Ces chargés de mission promus, fallôts ronds de cuir du commandement du social ont d’abord fait mine d’être choqués puis ont choisi d’ignorer totalement ce qui avait été dit là par d’autres qu’eux et de n’y répondre point. Le mépris de toute opposition manifesté par ceux qui sont convaincus d’incarner la rationalité, la terreur gestionnaire au quotidien, telle est la politique de ces apôtres et laquais de la concurrence.
Nous allons avoir à prendre soin de ces institutions. Et pour commencer, leur apprendre à ne pas nuire.
Quelques éléments à cette fin.
• D’une part, pour situer les choses, ce sont les socialistes qui en 1988, ont décidé d’interdire l’accès du RMI aux moins de 25 ans, « pour préserver leur dignité en leur évitant de dépendre de l’assistance », selon Martine Aubry. Cette éviction a fortement contribué au dressage à la précarité de générations successives d’entrants dans le salariat. C’est à ce moment qu’ils ont également introduit la « préférence nationale » en matière de droits sociaux. Ils comptaient réserver l’accès au RMI des étrangers aux titulaires de la carte de séjour de 10 ans ; il aura fallu une mobilisation pour qu’ils infléchissent leur position en ouvrant droit au RMI aux étrangers ayant effectué 3 ans de séjour régulier au titre du travail [7]. Les socialistes nous doivent des comptes. Sans intervention collective des premiers concernés ils continueront à penser CAC 40 et LVMH, à seriner emploi et croissance, sans plus se soucier réellement du populaire.
• D’autre part, plus prosaïquement, comme dans chaque ville, il existe à Paris un centre d’action sociale (C.A.S) censé répondre aux besoins des habitants mais, opacité défensive oblige, la Ville se garde bien de faire connaître les diverses prestations de ce C.A.S. Il y a pourtant de quoi bricoler en utilisant leurs ingrédients. Par exemple, l’« allocation exceptionnelle » est une « aide en espèces ponctuelle accordée aux personnes devant faire face à des difficultés financières temporaires » accessible à tous les Parisiens. En cumulant plusieurs attributions, elle peut atteindre, pour un « isolé » un montant annuel de 3 287€. Ce plafond d’attribution étant rarement atteint, on peut tout de même obtenir par ce biais un 13e voire un 15e mois de RSA sur l’année [8]. À nous d’en faire usage.

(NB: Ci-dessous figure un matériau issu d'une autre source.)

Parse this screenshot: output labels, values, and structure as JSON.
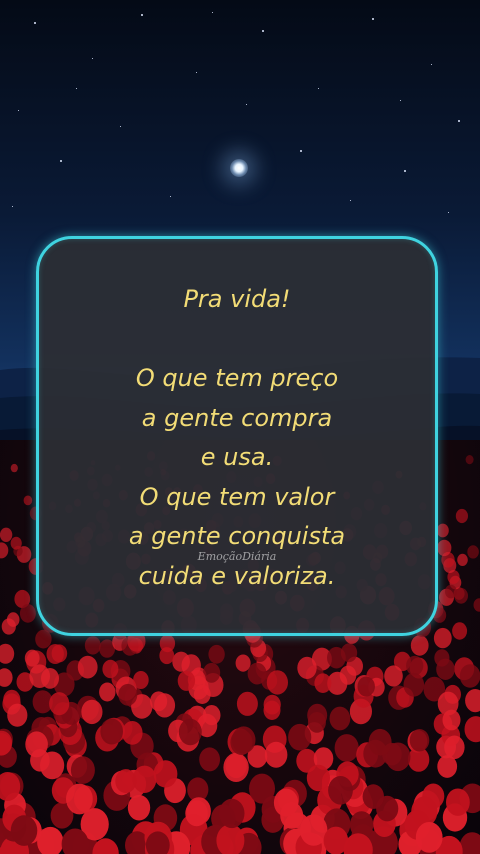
{
  "card": {
    "title": "Pra vida!",
    "lines": [
      "O que tem preço",
      "a gente compra",
      "e usa.",
      "O que tem valor",
      "a gente conquista",
      "cuida e valoriza."
    ],
    "watermark": "EmoçãoDiária"
  },
  "colors": {
    "text": "#f2dc76",
    "border": "#3fd3e0",
    "card_bg": "#2c2e34",
    "flowers": "#c2121e"
  },
  "scene": {
    "elements": [
      "night-sky",
      "stars",
      "moon",
      "hills",
      "red-flower-field"
    ]
  }
}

Là comme ailleurs, pas de justice, pas de paix.
• Enfin, face aux institutions sociales, à leur logique et à leurs pratiques, il est possible de se défendre, non seulement par l’action collective [9] mais aussi en adoptant et en incitant à adopter la posture défensive la plus déterminée possible, sans hésiter à se servir de tout ce que l’on pourra trouver dans les textes légaux et réglementaires pour s’opposer aux décisions souvent gravissimes prises contre nous [10]. Actuellement, au regard du nombre de décisions contestables ou/et illégales prises par ces institutions, il y a fort peu de recours [11], fort peu de procèdures lancées par les premiers concernés, or on peut gagner sur ce terrain, au guichet et en justice [12].